Assessing the Rapid Refresh Forecast System data assimilation capability to represent an Amazon coastal squall line

Date: -
Location: Virtual
Speaker:
Ivette Hernández Baños, MMM/NCAR
Description:

Clusters of convective clouds organized in bands, which develop along the coastline of northern South America and propagate across the Amazonian basin, are known as Amazon coastal squall lines. Amazon coastal squall lines have been well studied, mainly using field campaigns held in the Amazon, reanalysis, and satellite derived precipitation estimates. Studies have also used numerical models to understand the mechanisms that drive the initiation, development, and propagation of these systems, and recently some have advanced to data assimilation applications using the data collected during field campaigns. However, numerical modeling studies simulating an operational framework are challenging and therefore hard to find in the literature.

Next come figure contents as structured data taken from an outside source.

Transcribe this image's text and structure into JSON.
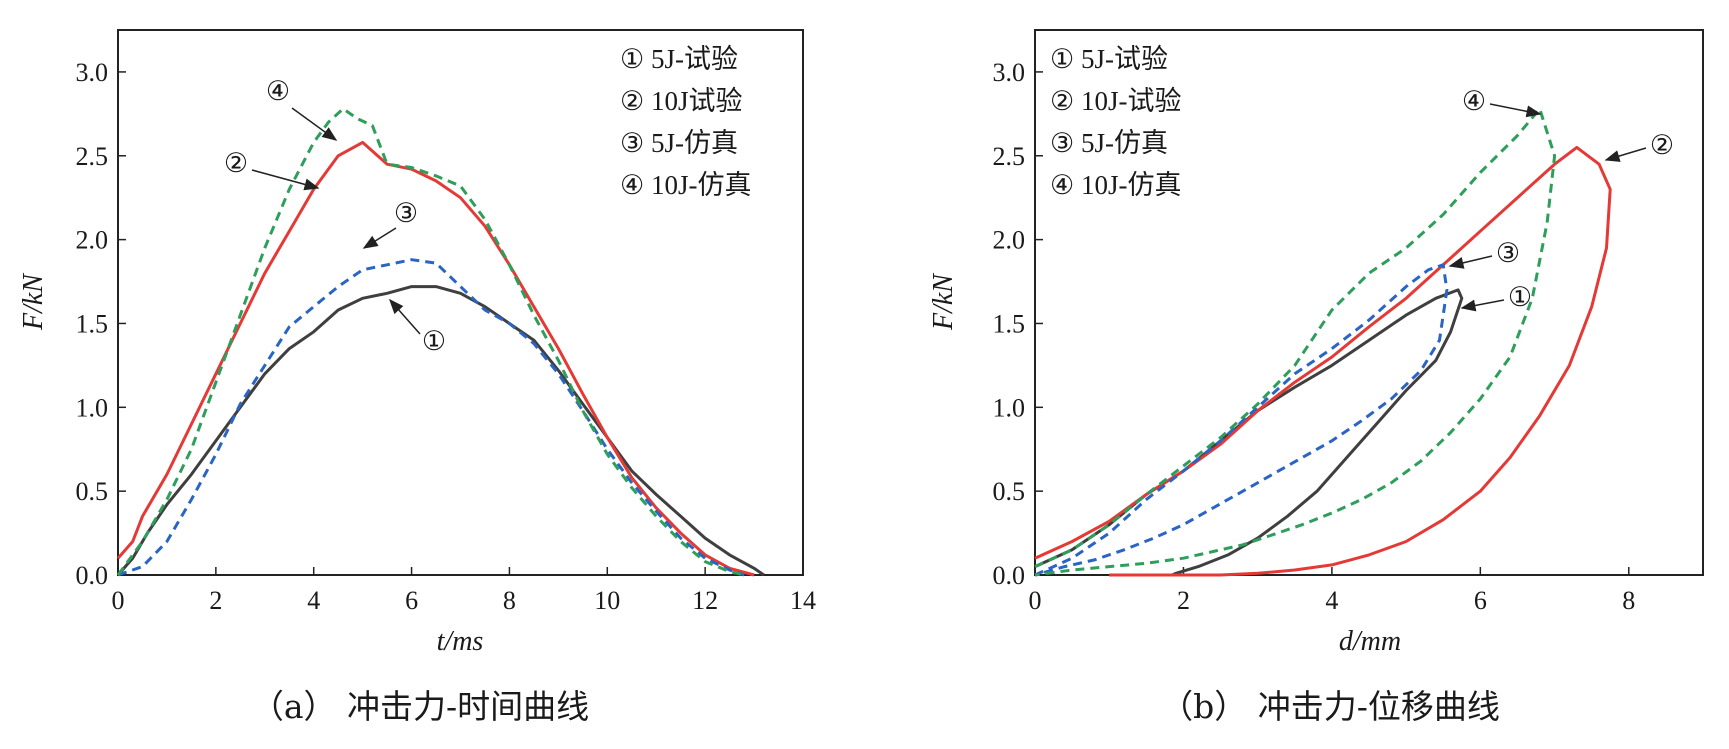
{
  "chart_data": [
    {
      "type": "line",
      "caption": "（a） 冲击力-时间曲线",
      "xlabel": "t/ms",
      "ylabel": "F/kN",
      "xlim": [
        0,
        14
      ],
      "ylim": [
        0,
        3.25
      ],
      "xticks": [
        "0",
        "2",
        "4",
        "6",
        "8",
        "10",
        "12",
        "14"
      ],
      "yticks": [
        "0.0",
        "0.5",
        "1.0",
        "1.5",
        "2.0",
        "2.5",
        "3.0"
      ],
      "legend": [
        "① 5J-试验",
        "② 10J试验",
        "③ 5J-仿真",
        "④ 10J-仿真"
      ],
      "legend_position": "top-right",
      "callout_labels": [
        "①",
        "②",
        "③",
        "④"
      ],
      "series": [
        {
          "name": "① 5J-试验",
          "color": "#3f3f3f",
          "dash": "solid",
          "x": [
            0,
            0.3,
            0.6,
            1,
            1.5,
            2,
            2.5,
            3,
            3.5,
            4,
            4.5,
            5,
            5.5,
            6,
            6.5,
            7,
            7.5,
            8,
            8.5,
            9,
            9.5,
            10,
            10.5,
            11,
            11.5,
            12,
            12.5,
            13,
            13.2
          ],
          "y": [
            0,
            0.1,
            0.25,
            0.42,
            0.6,
            0.8,
            1.0,
            1.2,
            1.35,
            1.45,
            1.58,
            1.65,
            1.68,
            1.72,
            1.72,
            1.68,
            1.6,
            1.5,
            1.4,
            1.22,
            1.02,
            0.82,
            0.62,
            0.48,
            0.35,
            0.22,
            0.12,
            0.04,
            0
          ]
        },
        {
          "name": "② 10J试验",
          "color": "#e53935",
          "dash": "solid",
          "x": [
            0,
            0.3,
            0.5,
            1,
            1.5,
            2,
            2.5,
            3,
            3.5,
            4,
            4.5,
            5,
            5.5,
            6,
            6.5,
            7,
            7.5,
            8,
            8.5,
            9,
            9.5,
            10,
            10.5,
            11,
            11.5,
            12,
            12.5,
            13
          ],
          "y": [
            0.1,
            0.2,
            0.35,
            0.6,
            0.9,
            1.2,
            1.5,
            1.8,
            2.05,
            2.3,
            2.5,
            2.58,
            2.45,
            2.42,
            2.35,
            2.25,
            2.08,
            1.85,
            1.6,
            1.35,
            1.08,
            0.82,
            0.58,
            0.4,
            0.25,
            0.12,
            0.04,
            0
          ]
        },
        {
          "name": "③ 5J-仿真",
          "color": "#2a64c5",
          "dash": "dashed",
          "x": [
            0,
            0.5,
            1,
            1.5,
            2,
            2.5,
            3,
            3.5,
            4,
            4.5,
            5,
            5.5,
            6,
            6.5,
            7,
            7.5,
            8,
            8.5,
            9,
            9.5,
            10,
            10.5,
            11,
            11.5,
            12,
            12.5,
            12.8
          ],
          "y": [
            0,
            0.05,
            0.2,
            0.45,
            0.72,
            1.02,
            1.25,
            1.48,
            1.6,
            1.72,
            1.82,
            1.85,
            1.88,
            1.86,
            1.72,
            1.58,
            1.5,
            1.38,
            1.2,
            0.98,
            0.75,
            0.55,
            0.38,
            0.22,
            0.1,
            0.03,
            0
          ]
        },
        {
          "name": "④ 10J-仿真",
          "color": "#2e9e5b",
          "dash": "dashed",
          "x": [
            0,
            0.5,
            1,
            1.5,
            2,
            2.5,
            3,
            3.5,
            4,
            4.3,
            4.6,
            4.9,
            5.2,
            5.5,
            6,
            6.5,
            7,
            7.5,
            8,
            8.5,
            9,
            9.5,
            10,
            10.5,
            11,
            11.5,
            12,
            12.5,
            12.8
          ],
          "y": [
            0,
            0.2,
            0.45,
            0.75,
            1.15,
            1.55,
            1.95,
            2.3,
            2.58,
            2.7,
            2.78,
            2.72,
            2.68,
            2.45,
            2.43,
            2.38,
            2.32,
            2.12,
            1.85,
            1.55,
            1.28,
            0.98,
            0.72,
            0.52,
            0.35,
            0.2,
            0.08,
            0.02,
            0
          ]
        }
      ]
    },
    {
      "type": "line",
      "caption": "（b） 冲击力-位移曲线",
      "xlabel": "d/mm",
      "ylabel": "F/kN",
      "xlim": [
        0,
        9
      ],
      "ylim": [
        0,
        3.25
      ],
      "xticks": [
        "0",
        "2",
        "4",
        "6",
        "8"
      ],
      "yticks": [
        "0.0",
        "0.5",
        "1.0",
        "1.5",
        "2.0",
        "2.5",
        "3.0"
      ],
      "legend": [
        "① 5J-试验",
        "② 10J-试验",
        "③ 5J-仿真",
        "④ 10J-仿真"
      ],
      "legend_position": "top-left",
      "callout_labels": [
        "①",
        "②",
        "③",
        "④"
      ],
      "series": [
        {
          "name": "① 5J-试验",
          "color": "#3f3f3f",
          "dash": "solid",
          "x": [
            0,
            0.5,
            1,
            1.5,
            2,
            2.5,
            3,
            3.5,
            4,
            4.5,
            5,
            5.4,
            5.7,
            5.75,
            5.6,
            5.4,
            5.0,
            4.6,
            4.2,
            3.8,
            3.4,
            3.0,
            2.6,
            2.2,
            1.9,
            1.85
          ],
          "y": [
            0.05,
            0.15,
            0.3,
            0.48,
            0.62,
            0.8,
            0.98,
            1.12,
            1.25,
            1.4,
            1.55,
            1.65,
            1.7,
            1.65,
            1.45,
            1.28,
            1.1,
            0.9,
            0.7,
            0.5,
            0.35,
            0.22,
            0.12,
            0.05,
            0.01,
            0
          ]
        },
        {
          "name": "② 10J-试验",
          "color": "#e53935",
          "dash": "solid",
          "x": [
            0,
            0.5,
            1,
            1.5,
            2,
            2.5,
            3,
            3.5,
            4,
            4.5,
            5,
            5.5,
            6,
            6.5,
            7,
            7.3,
            7.6,
            7.75,
            7.7,
            7.5,
            7.2,
            6.8,
            6.4,
            6.0,
            5.5,
            5.0,
            4.5,
            4.0,
            3.5,
            3.0,
            2.5,
            2.0,
            1.5,
            1.0
          ],
          "y": [
            0.1,
            0.2,
            0.32,
            0.48,
            0.62,
            0.78,
            0.98,
            1.15,
            1.3,
            1.48,
            1.65,
            1.85,
            2.05,
            2.25,
            2.45,
            2.55,
            2.45,
            2.3,
            1.95,
            1.6,
            1.25,
            0.95,
            0.7,
            0.5,
            0.33,
            0.2,
            0.12,
            0.06,
            0.03,
            0.01,
            0,
            0,
            0,
            0
          ]
        },
        {
          "name": "③ 5J-仿真",
          "color": "#2a64c5",
          "dash": "dashed",
          "x": [
            0,
            0.5,
            1,
            1.5,
            2,
            2.5,
            3,
            3.5,
            4,
            4.5,
            5,
            5.3,
            5.5,
            5.55,
            5.45,
            5.2,
            4.8,
            4.4,
            4.0,
            3.6,
            3.2,
            2.8,
            2.4,
            2.0,
            1.6,
            1.2,
            0.8,
            0.4,
            0
          ],
          "y": [
            0,
            0.1,
            0.25,
            0.45,
            0.62,
            0.8,
            1.0,
            1.2,
            1.35,
            1.52,
            1.72,
            1.82,
            1.85,
            1.7,
            1.4,
            1.22,
            1.05,
            0.92,
            0.8,
            0.7,
            0.6,
            0.5,
            0.4,
            0.3,
            0.22,
            0.15,
            0.09,
            0.05,
            0
          ]
        },
        {
          "name": "④ 10J-仿真",
          "color": "#2e9e5b",
          "dash": "dashed",
          "x": [
            0,
            0.5,
            1,
            1.5,
            2,
            2.5,
            3,
            3.5,
            4,
            4.5,
            5,
            5.5,
            6,
            6.5,
            6.8,
            7.0,
            6.9,
            6.7,
            6.4,
            6.0,
            5.6,
            5.2,
            4.8,
            4.4,
            4.0,
            3.6,
            3.2,
            2.8,
            2.4,
            2.0,
            1.5,
            1.0,
            0.5,
            0
          ],
          "y": [
            0.05,
            0.15,
            0.3,
            0.48,
            0.65,
            0.82,
            1.02,
            1.25,
            1.58,
            1.8,
            1.95,
            2.15,
            2.4,
            2.62,
            2.78,
            2.5,
            2.1,
            1.65,
            1.3,
            1.05,
            0.85,
            0.68,
            0.55,
            0.45,
            0.37,
            0.3,
            0.24,
            0.18,
            0.14,
            0.1,
            0.07,
            0.05,
            0.03,
            0
          ]
        }
      ]
    }
  ]
}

This study aims to investigate the impact of assimilating all available data in a 3-hourly cycling configuration using the prototype Rapid Refresh Forecast System on the representation of an Amazon coastal squall line case study. The prototype RRFS is based on the FV3 Limited Area Model and the Grid point Statistical Interpolation analysis system. A domain with 3 km grid spacing covering part of northern South America is used to study a squall line case that occurred on July 5, 2020. Numerical experiments are conducted testing different configurations in GSI, such as multiple ensemble background error covariance weights in hybrid analyses, super saturation removal, the planetary boundary layer pseudo-observations function, as well as varied observation types and two physics suites: one based on the Global Forecast System (GFS) version 15 physics and a suite based on the High Resolution Rapid Refresh (HRRR) physics. Results show that large scale patterns are well captured in all experiments and the forecasts are improved when using data assimilation. Although the area studied has a low density data coverage, results are promising and will be presented during the seminar.